Insomma, niente di particolarmente nuovo od originale: chiunque si sia anche solo lontanamente occupato di pensioni sa benissimo come le medesime costituiscano, fra le molte, la peggior palla al piede dell'economia italiana. A questi dati andrebbero poi aggiunti quelli relativi alle pensioni d'invalidità ed altre non contributive, ma finiremmo fuori tema e l'argomento si farebbe complesso e lungo. Il tema, questa volta, non sono le pensioni per se. Il tema è un altro.
Secondo articolo: analisi della notizia di cui sopra e del rapporto OECD, a firma di Carlo Clericetti (CC, in ciò che segue). Questo articolo è sia meno banale che, almeno per noi, meno condivisibile, quindi lo descriveremo più attentamente ed a mezzo di citazioni dirette. Anticipiamo ciò che noi abbiamo inteso essere il succo del messaggio: non c'è molto da preoccuparsi ed occorre evitare gli allarmismi sulle pensioni; le differenze così abnormi notate dall'OECD nel suo rapporto sono dovute ad un mix di confusioni statistiche e di numeri male interpretati.
Vediamo dunque il ragionamento di CC, che inizia con
I numeri sono una cosa da maneggiare con cura ...
e finisce con
Nel frattempo, questi numeri prendiamoli per quello che valgono: poco.

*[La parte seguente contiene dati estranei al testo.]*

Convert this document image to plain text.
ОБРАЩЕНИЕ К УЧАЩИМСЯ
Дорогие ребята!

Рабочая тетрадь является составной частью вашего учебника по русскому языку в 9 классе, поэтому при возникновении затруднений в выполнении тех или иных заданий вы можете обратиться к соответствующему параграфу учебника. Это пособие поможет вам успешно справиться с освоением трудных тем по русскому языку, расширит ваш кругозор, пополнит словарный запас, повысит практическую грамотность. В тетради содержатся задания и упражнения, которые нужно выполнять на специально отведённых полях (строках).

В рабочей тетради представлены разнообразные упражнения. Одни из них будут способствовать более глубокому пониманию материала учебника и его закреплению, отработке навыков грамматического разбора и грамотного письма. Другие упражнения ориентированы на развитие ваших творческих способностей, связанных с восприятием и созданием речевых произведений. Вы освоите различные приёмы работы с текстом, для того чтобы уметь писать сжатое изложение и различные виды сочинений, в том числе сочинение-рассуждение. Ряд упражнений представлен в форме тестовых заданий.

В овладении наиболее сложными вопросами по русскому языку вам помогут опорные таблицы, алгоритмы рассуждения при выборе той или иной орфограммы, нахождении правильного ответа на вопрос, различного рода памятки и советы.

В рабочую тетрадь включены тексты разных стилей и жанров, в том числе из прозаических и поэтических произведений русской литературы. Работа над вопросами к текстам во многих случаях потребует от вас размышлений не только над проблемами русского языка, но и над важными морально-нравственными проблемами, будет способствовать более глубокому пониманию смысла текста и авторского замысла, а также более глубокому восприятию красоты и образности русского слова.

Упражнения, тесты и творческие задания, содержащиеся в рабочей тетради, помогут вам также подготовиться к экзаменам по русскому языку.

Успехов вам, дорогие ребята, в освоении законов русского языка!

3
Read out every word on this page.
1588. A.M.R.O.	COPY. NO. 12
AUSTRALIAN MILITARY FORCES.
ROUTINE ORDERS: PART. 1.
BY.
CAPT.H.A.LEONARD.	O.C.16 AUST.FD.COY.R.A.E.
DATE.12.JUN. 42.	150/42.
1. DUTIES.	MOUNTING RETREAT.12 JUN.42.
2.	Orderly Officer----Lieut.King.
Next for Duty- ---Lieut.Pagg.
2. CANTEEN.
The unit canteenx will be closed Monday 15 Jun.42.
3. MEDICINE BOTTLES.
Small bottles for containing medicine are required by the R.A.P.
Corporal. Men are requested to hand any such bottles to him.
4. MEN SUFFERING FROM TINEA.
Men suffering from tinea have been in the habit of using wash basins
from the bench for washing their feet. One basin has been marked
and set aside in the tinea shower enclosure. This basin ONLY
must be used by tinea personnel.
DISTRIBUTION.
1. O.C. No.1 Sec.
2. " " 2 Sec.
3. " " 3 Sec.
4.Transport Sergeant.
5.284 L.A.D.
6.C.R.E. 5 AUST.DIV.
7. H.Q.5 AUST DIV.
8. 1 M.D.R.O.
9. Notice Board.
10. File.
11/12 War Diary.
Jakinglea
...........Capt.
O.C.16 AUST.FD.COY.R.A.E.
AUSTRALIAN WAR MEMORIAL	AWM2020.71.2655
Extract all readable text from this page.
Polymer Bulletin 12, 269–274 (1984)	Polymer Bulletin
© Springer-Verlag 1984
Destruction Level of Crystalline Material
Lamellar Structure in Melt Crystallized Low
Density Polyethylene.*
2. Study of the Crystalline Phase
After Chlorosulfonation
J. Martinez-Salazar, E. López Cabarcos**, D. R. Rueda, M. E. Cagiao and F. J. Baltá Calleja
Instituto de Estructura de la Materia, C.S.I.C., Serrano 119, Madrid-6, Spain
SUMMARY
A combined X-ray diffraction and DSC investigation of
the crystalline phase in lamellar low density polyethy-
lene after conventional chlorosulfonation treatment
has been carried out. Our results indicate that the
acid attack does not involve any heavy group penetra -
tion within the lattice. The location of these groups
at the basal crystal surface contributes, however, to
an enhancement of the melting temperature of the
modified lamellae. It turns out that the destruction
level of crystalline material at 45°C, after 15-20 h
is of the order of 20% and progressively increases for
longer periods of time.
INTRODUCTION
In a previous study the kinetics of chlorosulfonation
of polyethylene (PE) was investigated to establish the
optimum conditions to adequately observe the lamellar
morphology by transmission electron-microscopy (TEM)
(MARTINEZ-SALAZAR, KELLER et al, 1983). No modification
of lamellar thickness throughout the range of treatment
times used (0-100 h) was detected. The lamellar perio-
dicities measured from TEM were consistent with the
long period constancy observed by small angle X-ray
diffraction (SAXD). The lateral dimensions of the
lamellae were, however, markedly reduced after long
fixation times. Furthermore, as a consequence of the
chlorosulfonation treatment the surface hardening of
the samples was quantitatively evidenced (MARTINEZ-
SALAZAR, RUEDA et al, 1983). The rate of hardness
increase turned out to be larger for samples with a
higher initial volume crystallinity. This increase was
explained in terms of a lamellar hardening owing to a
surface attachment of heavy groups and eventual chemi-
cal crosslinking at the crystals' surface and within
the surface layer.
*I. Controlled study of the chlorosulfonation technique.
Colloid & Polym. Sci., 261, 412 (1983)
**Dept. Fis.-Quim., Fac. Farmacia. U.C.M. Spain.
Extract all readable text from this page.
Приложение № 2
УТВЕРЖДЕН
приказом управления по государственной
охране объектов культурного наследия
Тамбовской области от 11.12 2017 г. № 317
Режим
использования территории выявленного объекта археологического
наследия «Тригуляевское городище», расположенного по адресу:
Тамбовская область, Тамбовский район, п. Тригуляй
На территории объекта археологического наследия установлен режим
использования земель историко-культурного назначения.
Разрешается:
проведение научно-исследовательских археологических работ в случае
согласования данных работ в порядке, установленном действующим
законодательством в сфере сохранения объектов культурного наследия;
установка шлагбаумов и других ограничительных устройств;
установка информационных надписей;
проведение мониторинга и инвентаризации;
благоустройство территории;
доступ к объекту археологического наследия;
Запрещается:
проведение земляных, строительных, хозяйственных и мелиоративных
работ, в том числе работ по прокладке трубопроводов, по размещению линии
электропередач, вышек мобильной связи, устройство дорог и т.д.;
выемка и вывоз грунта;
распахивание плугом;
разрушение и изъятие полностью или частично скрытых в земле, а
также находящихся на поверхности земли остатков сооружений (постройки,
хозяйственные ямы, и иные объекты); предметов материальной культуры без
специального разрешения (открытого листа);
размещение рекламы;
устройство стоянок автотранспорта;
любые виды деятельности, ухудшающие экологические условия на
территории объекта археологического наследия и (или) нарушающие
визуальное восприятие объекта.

Nel mezzo, dopo una lunga prolusione sull'utilizzo distorto e di parte delle statistiche prodotte dalle grandi agenzie internazionali, CC svolge un ragionamento che si compendia in questa sentenza:
Nello stesso rapporto, qualche riga più avanti, risulta che anche la tassazione sulle pensioni in Italia è il doppio della media. In altre parole: lo Stato con una mano dà, ma con l'altra prende.
Anzitutto: noi questa statistica non siamo riusciti a trovarla, né qualche rigo più in là né sul sito dell'OECD dedicato al report 2009. È vero: non ci siamo letti le 280 pagine del rapporto, come probabilmente CC avrà fatto, quindi magari lì (nel librone che è appena uscito ed occorre ordinare) quel dato è accuratamente documentato. Ma ci sembra improbabile perché, mentre è relativamente facile calcolare contributi e spesa pensionistica effettiva, calcolare in modo non arbitrario la tassazione effettiva del reddito da pensioni pubbliche è alquanto più complicato. Ad ogni buon conto, facciamo finta che l'affermazione sia vera, ossia che l'imposta media applicata sul reddito da pensioni sia in Italia il doppio di quella OECD. Notiamo due cose: questo non implica quanto CC vorrebbe che implicasse e, anche se lo implicasse, l'argomento economico che ne segue sarebbe comunque assurdo.
Non implica quanto CC vorrebbe implicasse. Considerate due paesi, uno si chiama Italia, ha un reddito per capita di 100 e spende 14 di esso in pensioni. L'altro si chiama OECD, ha anch'esso un reddito di 100 e spende 7 in pensioni. Questi dati corrispondono a quanto OECD dice essere il caso. Ora, assumiamo che in Italia la tassazione media sulle pensioni sia del 30%, mentre nell'OECD è del 15%, come CC dice essere il caso. Questo implica che di quei 14 euro il "pensionista italiano medio" ne trattiene 9,8, mentre 4,2 li restituisce sotto forma di tassazione sul reddito. Il "pensionista OECD medio", invece, trattiene 5,95 dei suoi 7 euro e ne restituisce 1,05. Al netto, il rapporto fra Italia e OECD non è più di 2 volte, come nel caso del lordo, ma di 1,65 volte! Non male, no? E non è che abbiamo preso numeri che favoriscano la nostra tesi, ma piuttosto abbiamo fatto l'opposto. Se provate ad usare numeri più realistici, tipo 30% versus 20%, vedrete che l'effetto diminuisce rapidamente.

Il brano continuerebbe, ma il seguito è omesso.